Se trataba de una mujer de sesenta y dos años, con muchísima experiencia laboral y que lo trataba como su superior que era y como a un hijo. Le caía bien, era eficiente, estaba al día con los programas que se usaban en la oficina y no quería acostarse con él.

—Buenos días, señor Espósito —saludó marcando las arrugas de sus sienes en una sonrisa—. El señor Bocaranda le dejó dicho que cuando llegue lo vaya a ver a su oficina.

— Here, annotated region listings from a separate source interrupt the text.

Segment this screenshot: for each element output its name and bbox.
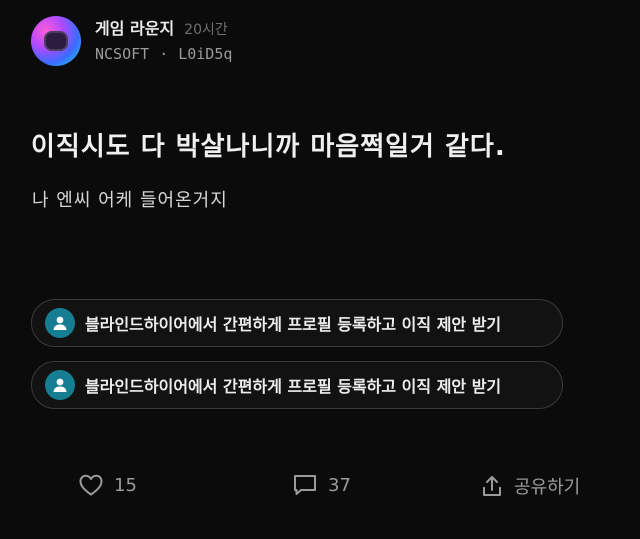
post-header: 게임 라운지 20시간 NCSOFT · L0iD5q (31, 16, 232, 66)
share-icon (480, 474, 504, 498)
channel-name[interactable]: 게임 라운지 (95, 19, 174, 38)
post-actions: 15 37 공유하기 (0, 473, 640, 507)
post-title: 이직시도 다 박살나니까 마음쩍일거 같다. (31, 132, 506, 162)
heart-icon (78, 473, 104, 497)
separator-dot: · (159, 44, 169, 63)
share-button[interactable]: 공유하기 (480, 473, 580, 499)
comment-count: 37 (328, 474, 351, 496)
post-time: 20시간 (184, 22, 228, 39)
like-button[interactable]: 15 (78, 473, 137, 497)
post-body: 나 엔씨 어케 들어온거지 (32, 190, 228, 211)
author-line: NCSOFT · L0iD5q (95, 45, 232, 63)
author-id: L0iD5q (178, 44, 233, 63)
promo-text: 블라인드하이어에서 간편하게 프로필 등록하고 이직 제안 받기 (85, 315, 502, 334)
user-icon (45, 308, 75, 338)
channel-avatar[interactable] (31, 16, 81, 66)
like-count: 15 (114, 474, 137, 496)
comment-icon (292, 473, 318, 497)
channel-line: 게임 라운지 20시간 (95, 19, 232, 39)
promo-banner[interactable]: 블라인드하이어에서 간편하게 프로필 등록하고 이직 제안 받기 (31, 299, 563, 347)
post-meta: 게임 라운지 20시간 NCSOFT · L0iD5q (95, 19, 232, 63)
promo-banner[interactable]: 블라인드하이어에서 간편하게 프로필 등록하고 이직 제안 받기 (31, 361, 563, 409)
share-label: 공유하기 (514, 477, 581, 498)
user-icon (45, 370, 75, 400)
comment-button[interactable]: 37 (292, 473, 351, 497)
company-name[interactable]: NCSOFT (95, 45, 149, 63)
promo-text: 블라인드하이어에서 간편하게 프로필 등록하고 이직 제안 받기 (85, 377, 502, 396)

El corazón le dio un vuelco. Rara vez lo llamaba a reunión personal y si lo hacía era para aleccionarlo sobre un error que hubiera cometido. Tan temprano en la mañana y ya estaba sudando frio. Asintió y se hizo paso hasta su escritorio para dejar su portafolios allí. Tomó aire —y con él, coraje—, antes de atreverse a caminar hacia el elevador. La oficina de Bocaranda quedaba en el piso siguiente, era lo suficientemente grande como para que tuviera incorporada una mesa de juntas. Sólo convocaba a todos allí cuando había anuncios importantes, hacía rato que no sucedía.

Salió del elevador y pasó por las oficinas de sus superiores, saludando a todos en el camino con la sonrisa cordial que adoptaba para fingir que le gustaba socializar. Llegó a la puerta doble sorteando conversaciones casuales. La secretaria le indicó que lo esperaban y avisó a Bocaranda por intercomunicador.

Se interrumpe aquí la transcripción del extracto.